Para responder nos preguntamos en primer lugar lo que es el deseo. ¿Qué es eso tan importante que estamos pidiendo? Según José Antonio Marina, “el deseo, en sentido estricto, surge de la ruptura del circuito animal de la acción» y señala «ese momento mágico en que el deseo pone frente a sí lo deseado, o el valor de lo deseado, sin ser arrollado por su atracción». Además concluye que «La libertad comienza con ese parón del estímulo, con ese mantener la distancia (Marina, 2007:57)». Por lo tanto el deseo aparece cuando el ser humano es capaz de identificar o «ser consciente» de lo deseado.
Spinoza afirma que «La esencia humana es el deseo» y finalmente Hegel concluye que conciencia y deseo son lo mismo. Esta identificación con la conciencia hace que el deseo esté conectado intrínsecamente con el auto-conocimiento y con la búsqueda de la identidad. Y finalmente Locke dice que llamamos deseo al malestar que provoca en el ser humano la experiencia de la ausencia, la carencia de algo que, en caso de poseerlo, puede significar un deleite.
Desear es una acción humana ancestral que con toda probabilidad apareció con la capacidad lingüística del ser humano.
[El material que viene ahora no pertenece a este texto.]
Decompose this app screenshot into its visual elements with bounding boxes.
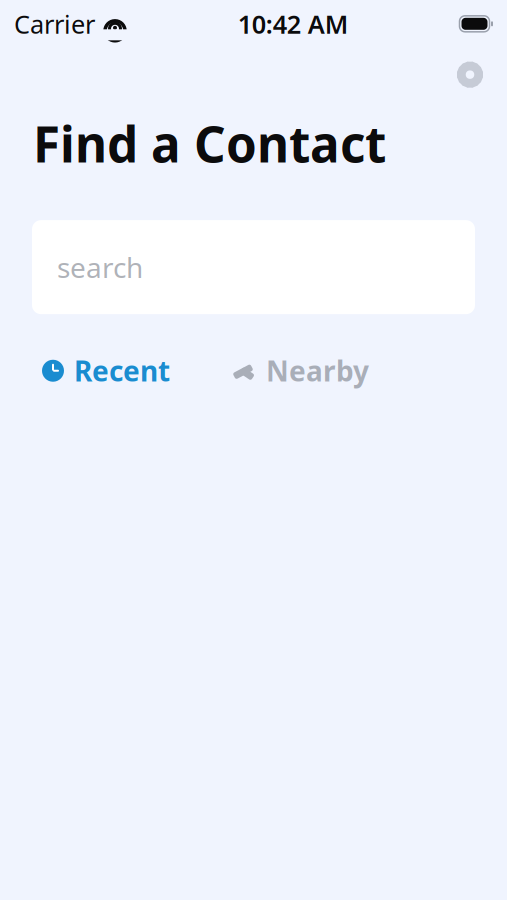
button[interactable]: Settings [448, 53, 492, 97]
button[interactable]: Recent [42, 344, 170, 397]
staticText: Recent [74, 352, 170, 389]
staticText: Nearby [266, 352, 369, 389]
staticText: search [57, 249, 143, 286]
staticText: Find a Contact [33, 111, 386, 176]
button[interactable]: Nearby [232, 344, 369, 397]
button[interactable]: search [32, 220, 475, 314]
staticText: 10:42 AM [238, 7, 349, 41]
staticText: Carrier [14, 7, 95, 41]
Es en el momento en que éste se hace consciente de sus inquietudes y sabe comunicarlas cuando aparece el deseo. Así desea controlar el fuego y a través del lenguaje coordina ese control con otros humanos. Y hace lo mismo cuando lo que hace es desear su independencia de la naturaleza para alimentarse. Poco a poco el ser humano construye una realidad más compleja y lo hace mediante sus deseos y su capacidad de coordinación y acción usando el lenguaje.
Así pues, tenemos por un lado que el deseo es búsqueda de identidad y por otro que es carencia de algo, pero que curiosamente nos hace más libres. Concluimos que el deseo es un motor fabuloso para ponernos en acción, para buscar lo que somos y llenar ese vacío existencial que nos atormenta. Nos invita a salir de nosotros mismos, nos pone en contacto con nuestros límites y nos permite transformar nuestro ser.
Por eso esta herramienta tiene una utilidad tan grande en un proceso de Coaching, el simple hecho de desear nos pone en acción y en disposición de transformarnos y reinventarnos, dos de los principales objetivos del Coaching.